Symantec CEO Greg Clark abruptly resigned yesterday immediately before the embattled security company reported its fourth-quarter 2019 earnings, which included weak enterprise sales and disappointing forecasts for the first quarter and full 2020 fiscal year.
The company appointed Richard Hill, current Symantec director and former chairman and CEO of Novellus Systems, as interim president and CEO, effective immediately, and said it will begin a search to find a permanent CEO.
Additionally, the company hired Vincent Pilette, CFO of Logitech and former VP of finance for Hewlett Packard Enterprise (HPE)’s server, storage, and networking business, as its new executive VP and chief financial officer. He will join Symantec on May 21. The company’s former EVP and CFO Nicholas Noviello left Symantec earlier this year on the same day it reported its third-quarter financial results.
On a call with investors on Thursday, Hill said Clark wanted to spend more time with his aging father, who is ill. Both Clark and the Symantec board of directors agreed “the next phase of executing this strategy requires both a clear laser operational focus as well as the ability to be able to extend the strategy beyond where it is today,” Hill said, according to transcripts.
When asked specifically if Clark’s departure was “in any way related to a disagreement with the board or the company, or in any way related to either the still unresolved SEC investigation or any pending litigation against the company,” Hill said “there’s no disagreement from me,” adding that Clark’s resignation is not related to the U.S. Securities and Exchange Commission (SEC) investigation.

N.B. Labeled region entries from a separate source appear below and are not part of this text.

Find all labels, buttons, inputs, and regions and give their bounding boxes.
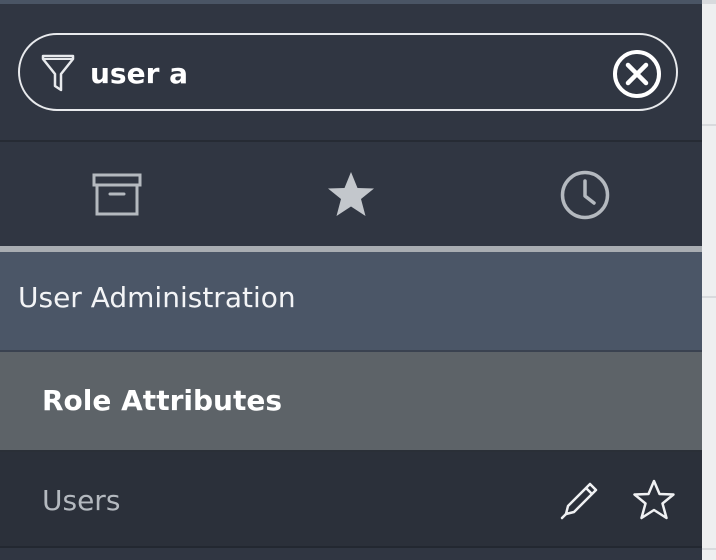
- navigator-panel: User Administration Role Attributes User…: [0, 0, 702, 560]
- clear-filter-icon[interactable]: [612, 49, 662, 99]
- nav-application-user-administration[interactable]: User Administration: [0, 252, 702, 352]
- tab-all-applications[interactable]: [0, 144, 234, 246]
- module-label: Role Attributes: [42, 384, 282, 417]
- page-edge: [702, 0, 716, 560]
- module-label: Users: [42, 484, 121, 517]
- page-divider: [702, 0, 716, 4]
- application-label: User Administration: [18, 281, 296, 314]
- star-outline-icon[interactable]: [632, 478, 676, 522]
- page-divider: [702, 296, 716, 298]
- nav-module-users[interactable]: Users: [0, 452, 702, 548]
- navigator-tabs: [0, 144, 702, 246]
- filter-search-box[interactable]: [18, 33, 678, 111]
- panel-bottom: [0, 548, 702, 560]
- filter-input[interactable]: [90, 51, 570, 95]
- filter-bar: [0, 4, 702, 142]
- nav-module-role-attributes[interactable]: Role Attributes: [0, 352, 702, 452]
- page-divider: [702, 124, 716, 126]
- pencil-edit-icon[interactable]: [558, 478, 602, 522]
- filter-funnel-icon: [40, 52, 76, 94]
- page-divider: [702, 548, 716, 550]
- tab-history[interactable]: [468, 144, 702, 246]
- tab-favorites[interactable]: [234, 144, 468, 246]
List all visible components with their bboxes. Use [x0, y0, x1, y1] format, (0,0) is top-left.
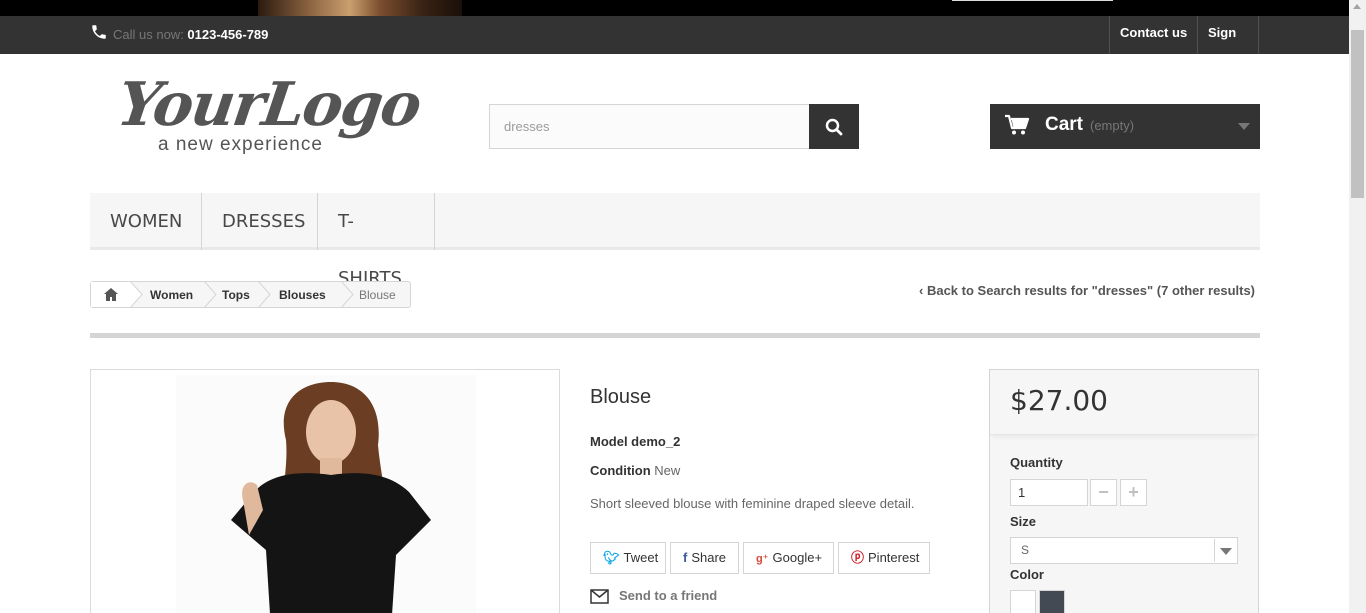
product-photo	[176, 375, 476, 613]
breadcrumb-blouses[interactable]: Blouses	[279, 288, 326, 302]
back-to-search-link[interactable]: ‹ Back to Search results for "dresses" (…	[919, 283, 1255, 298]
breadcrumb-home[interactable]	[91, 282, 131, 307]
size-select[interactable]: S	[1010, 537, 1238, 564]
facebook-icon: f	[683, 550, 688, 565]
menu-item-dresses[interactable]: Dresses	[202, 193, 318, 250]
menu-item-women[interactable]: Women	[90, 193, 202, 250]
chevron-left-icon: ‹	[919, 283, 927, 298]
product-image[interactable]	[90, 369, 560, 613]
quantity-decrease-button[interactable]: −	[1090, 479, 1117, 506]
chevron-down-icon	[1214, 539, 1236, 562]
scrollbar-thumb[interactable]	[1351, 30, 1364, 198]
share-label: Share	[691, 550, 727, 565]
tweet-label: Tweet	[623, 550, 659, 565]
home-icon	[104, 288, 118, 301]
menu-item-tshirts[interactable]: T-shirts	[318, 193, 435, 289]
cart-status: (empty)	[1090, 118, 1135, 133]
pinterest-button[interactable]: ⓟ Pinterest	[838, 542, 930, 574]
product-model: Model demo_2	[590, 434, 681, 449]
logo-wordmark: YourLogo	[113, 70, 424, 140]
color-swatch-white[interactable]	[1010, 590, 1036, 613]
google-plus-button[interactable]: g⁺ Google+	[743, 542, 834, 574]
page-scrollbar[interactable]	[1349, 0, 1366, 613]
size-label: Size	[1010, 514, 1037, 529]
phone-number: 0123-456-789	[187, 27, 269, 42]
sign-in-link[interactable]: Sign in	[1197, 16, 1259, 73]
search-input[interactable]: dresses	[489, 104, 810, 149]
breadcrumb-separator	[258, 281, 271, 308]
envelope-icon	[590, 589, 609, 604]
main-menu: Women Dresses T-shirts	[90, 193, 1260, 289]
color-swatch-dark[interactable]	[1039, 590, 1065, 613]
google-label: Google+	[772, 550, 823, 565]
twitter-icon: 🐦︎	[603, 550, 620, 565]
send-friend-label: Send to a friend	[619, 588, 718, 603]
logo-tagline: a new experience	[158, 134, 323, 155]
product-title: Blouse	[590, 386, 652, 408]
breadcrumb-women[interactable]: Women	[150, 288, 193, 302]
product-price: $27.00	[1010, 384, 1108, 417]
contact-us-link[interactable]: Contact us	[1109, 16, 1198, 54]
back-link-text: Back to Search results for "dresses" (7 …	[926, 283, 1256, 298]
cart-button[interactable]: Cart (empty)	[990, 104, 1260, 149]
size-selected-value: S	[1021, 543, 1030, 557]
call-label: Call us now:	[113, 27, 188, 42]
chevron-down-icon	[1238, 123, 1250, 130]
google-plus-icon: g⁺	[756, 553, 769, 565]
banner-divider	[952, 0, 1113, 1]
search-button[interactable]	[809, 104, 859, 149]
facebook-share-button[interactable]: f Share	[670, 542, 739, 574]
breadcrumb-separator	[341, 281, 354, 308]
quantity-input[interactable]: 1	[1010, 479, 1088, 506]
cart-icon	[1005, 114, 1030, 135]
breadcrumb-tops[interactable]: Tops	[222, 288, 250, 302]
product-condition: Condition New	[590, 463, 680, 478]
buy-box: $27.00 Quantity 1 − + Size S Color	[989, 369, 1259, 613]
condition-label: Condition	[590, 463, 651, 478]
quantity-label: Quantity	[1010, 455, 1063, 470]
quantity-increase-button[interactable]: +	[1120, 479, 1147, 506]
banner-image	[258, 0, 462, 16]
breadcrumb-separator	[130, 281, 143, 308]
color-label: Color	[1010, 567, 1044, 582]
plus-icon: +	[1128, 482, 1139, 502]
phone-icon	[92, 25, 106, 39]
scroll-up-arrow-icon[interactable]	[1353, 4, 1361, 9]
breadcrumb: Women Tops Blouses Blouse	[90, 281, 411, 308]
pinterest-label: Pinterest	[868, 550, 920, 565]
condition-value: New	[654, 463, 681, 478]
product-description: Short sleeved blouse with feminine drape…	[590, 496, 915, 511]
send-to-friend-link[interactable]: Send to a friend	[590, 588, 717, 604]
call-us-text: Call us now: 0123-456-789	[113, 27, 268, 42]
site-logo[interactable]: YourLogo a new experience	[110, 70, 424, 165]
breadcrumb-current: Blouse	[359, 288, 396, 302]
section-divider	[90, 333, 1260, 338]
top-nav-bar: Call us now: 0123-456-789 Contact us Sig…	[0, 16, 1349, 73]
tweet-button[interactable]: 🐦︎ Tweet	[590, 542, 666, 574]
price-area: $27.00	[990, 370, 1258, 435]
minus-icon: −	[1098, 482, 1109, 502]
pinterest-icon: ⓟ	[851, 550, 865, 565]
breadcrumb-separator	[204, 281, 217, 308]
top-banner[interactable]	[0, 0, 1349, 16]
search-icon	[825, 118, 843, 136]
cart-label: Cart	[1045, 114, 1084, 135]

“The reality of where we are today is: it’s been a hard slug,” Hill continued. Clark “doesn’t like to see the results that happened in the fourth quarter…and when you’re at the top of the pyramid, sometimes things happen.”
For Q4 Symantec posted net income of $34 million compared with a loss of $59 million a year earlier. However, enterprise security revenue fell to $584 million, below estimates of $607 million.
Symantec shares plunged about 16% in after-hours trading on Thursday and were down more than 13% at mid-day on Friday.
Over the next couple years under Clark, Symantec, struggling with plunging enterprise revenue and working to shed its reputation as a legacy firewall vendor, continued its cloud security expansion. It also underwent global job cuts, an internal investigation into its financial disclosures (that concluded in September 2018) and a related SEC probe (that’s ongoing), and at the end of last year Symantec President and Chief Operating Officer Michael Fey resigned, effective immediately. Additionally, Chief Marketing Officer Michael Williams and Bradon Rogers, senior vice president of the company’s Go-to-Market teams, also left the company.
Despite a rocky 2018, Symantec started the new year with a strong quarter fueled by its enterprise sales. The company’s enterprise security business generated $616 million in revenue for its third quarter of fiscal 2019, which was $31 million higher than its earlier guidance, and these strong results led Symantec to increase its enterprise security growth guidance for the full fiscal year.
The company also bought startup Luminate Security in a move that added software-defined perimeter technology to its cloud-native portfolio. And it announced a massive collaboration with other leading security vendors joining its open ecosystem and integrating with its platform. More than 120 companies including Amazon Web Services (AWS), Box, IBM Security, Microsoft, Oracle, ServiceNow, and Splunk are building or have already built more than 250 products and services that integrate with Symantec’s Integrated Cyber Defense (ICD) Platform.
Symantec seemed to be on the verge of a turnaround with its enterprise security business, but that came crashing down this week.
“I believe Symantec is facing a problem that has plagued other companies when what were once specialized technologies and skills are coopted by larger vendors looking for new business opportunities,” said Charles King, president and principal analyst at Pund-IT. “The reality for Symantec and other security vendors is that both their core markets and prospective customer pools are under pressure. That reality likely influenced Clark’s resignation and will weigh on whoever Symantec chooses as its next CEO.”